On Saturday, the men's and women's superpipe finals will launch from the big pipe, and the slopeside finals will finish off the event Sunday. And talk about going commercial -- this year, for the first time the US Open will name two overall event champions, men and women, each of whom will drive home a new Volvo V50 sport wagon in addition to the cash prizes.
The overall junior winners will win snowmobiles, so most riders are encouraged to enter all three events in order to have a shot at the overall.
"This event keeps getting bigger and bigger, and having a chance to win the Volvo for overall is really cool," said White.

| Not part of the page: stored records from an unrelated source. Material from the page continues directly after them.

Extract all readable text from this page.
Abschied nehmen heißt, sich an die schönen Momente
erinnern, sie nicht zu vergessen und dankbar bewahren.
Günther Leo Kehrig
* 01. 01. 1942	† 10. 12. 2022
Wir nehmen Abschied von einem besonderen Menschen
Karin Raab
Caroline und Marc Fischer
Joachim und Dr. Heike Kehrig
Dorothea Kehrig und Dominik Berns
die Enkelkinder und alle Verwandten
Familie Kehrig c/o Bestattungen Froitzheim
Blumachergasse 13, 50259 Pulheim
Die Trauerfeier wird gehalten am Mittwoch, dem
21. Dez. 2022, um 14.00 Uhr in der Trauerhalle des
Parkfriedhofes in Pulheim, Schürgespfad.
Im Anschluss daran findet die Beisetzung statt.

White is one of the favored male riders in tomorrow night's rail jam, following his long list of wins this year, which include the prestigious Session at Vail rail jam. He will be challenged by Jones, who this year received the Transworld Magazine Readers' Choice award. On the women's side, last year's champions, Pelosi and Klampert will be back to defend their titles and will be challenged by Aguirre, winner of the Sessions at Vail rail jam and the Breckenridge Grand Prix.
The biggest draw of the weekend will be the superpipe Saturday, for which race officials figure on a crowd of upward of 20,000. And once again, the showdown is among the sport's top draws, including two Olympic gold medalists, Clark and Ross Powers, who will take on Teeter and Kass.
Sunday, the Open wraps up with the men's and women's slopestyle finals, and with his recent win at the X Games, White is one of the favorites. In the Sessions at Vail, White threw down four 900s in a row, the first time the feat has been done in competition. Defending US Open overall champ Kass is expected to mount a huge challenge, as is the stylish JP Solberg and Nicolas Muller. The woman to watch this year is Natasza Zurek, winner of the Burton European Open. Challenging Zurek will be three-time X Games gold medalist Janna Meyen, with strong podium bids also from Pelosi and Aguirre.
Also on Sunday, top podium winners get $20,000, with an added $5,000 up for grabs for the Tylenol Best Trick judging. This year's US Open will be broadcast in a two-hour NBC special April 9 at 2 p.m.